For others, the messages you absorbed were consistently negative, critical and undermining, leading you to form an inaccurate picture of yourself. Deep down, you don’t believe in yourself. You measure yourself against others and inevitably come up short. You feel unworthy of being happy and having a better life. You have a hard time forgiving yourself for mistakes, and somehow, no matter how hard you try, it’s never quite good enough.

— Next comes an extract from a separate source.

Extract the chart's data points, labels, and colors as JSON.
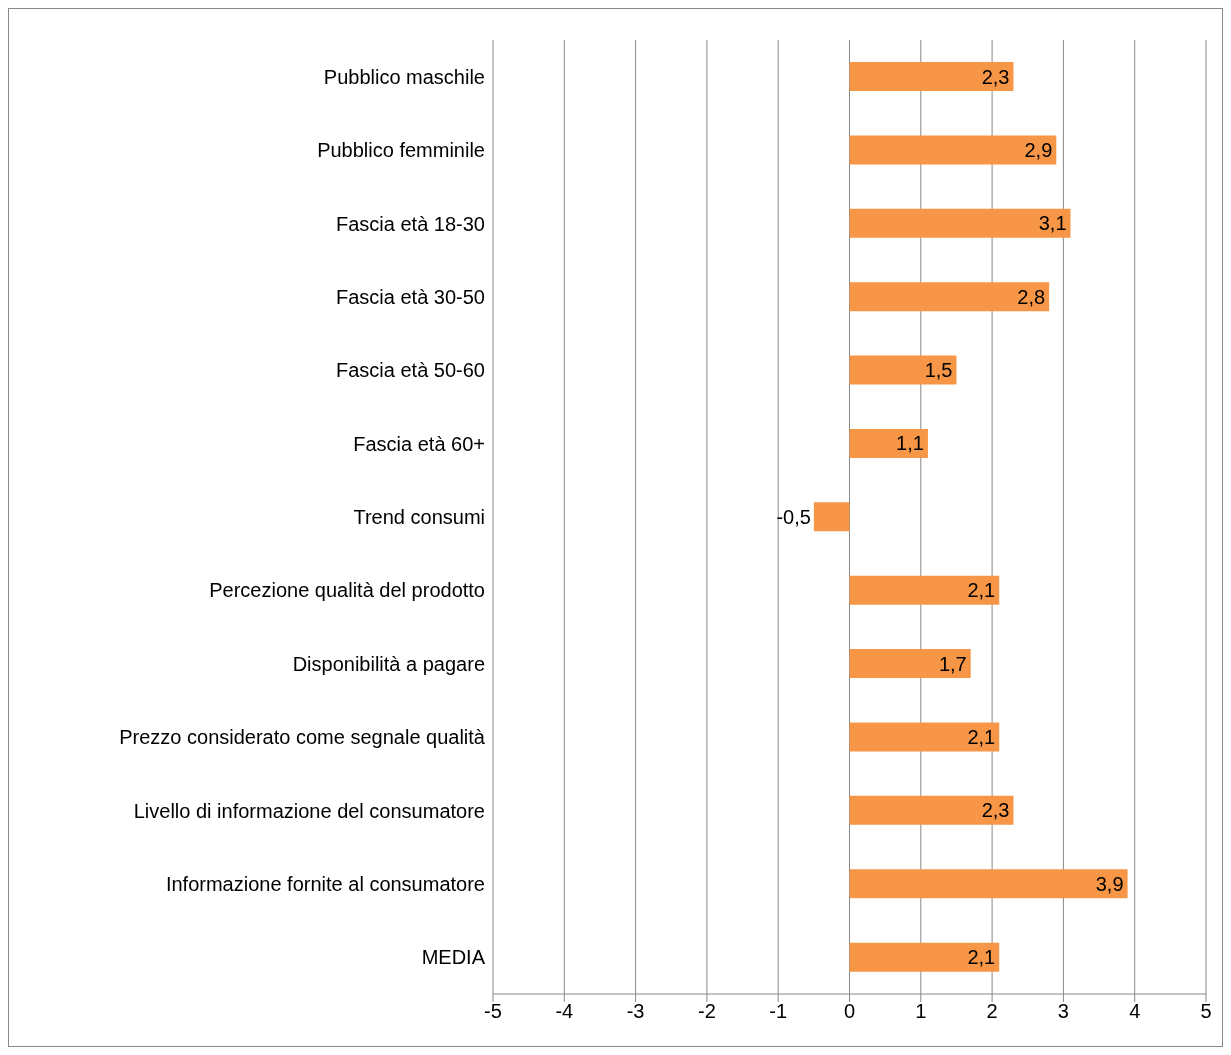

In a situation like that, chances are pretty good that you don’t enjoy yourself a whole lot. You wouldn’t say you get much fun out of life. You’re too busy trying to be perfect or “get to the next level”. (And whenever you get there, you raise the bar.) You might look to others to affirm your worth with praise, but when they do, it doesn’t last and you need more. Or, you get the praise but you don’t believe they really mean it, because underneath you know you don’t deserve it, so you dismiss it and you’re back to square one, hoping this time you’ll get what you need and feel ok.

Feeling Like a Failure

People with low self-esteem battle a relentless inner critic that says “you’re a failure.” It’s harsh, punishing and demanding. You’re unable to feel proud of achievements (“my presentation to the head of the company was ok but it should’ve been better”). Perhaps for the most part you’re able to hide it, but you feel like a fraud and are sure that sooner or later you’re going to be found out.

Building Self-Worth

We can’t go back in time to make people retract all the unfair criticism you might have gotten along the way, or to have them give you the attention, love and praise you didn’t get back then. What we can do is begin to nurture a different way of looking at yourself, so you can recognize and acknowledge your strengths while accepting your limitations. (We all have them.) You can learn to give, to stop punishing yourself and start rewarding yourself. You can begin to nurture your competent side, to see yourself as worthy of love and respect.

In therapy we talk about ways for you to experience a side of yourself that you didn’t know you had and to develop the confidence to set your own realistic standards of achievement rather than assuming what other people told you (and what you came to believe) is correct. As you do that, life gets a lot more fun. To change a lifetime of negative feedback and thinking which became your own way of seeing yourself won’t necessarily be quick or easy, but it can happen. With commitment to the process, therapy can help build self-esteem.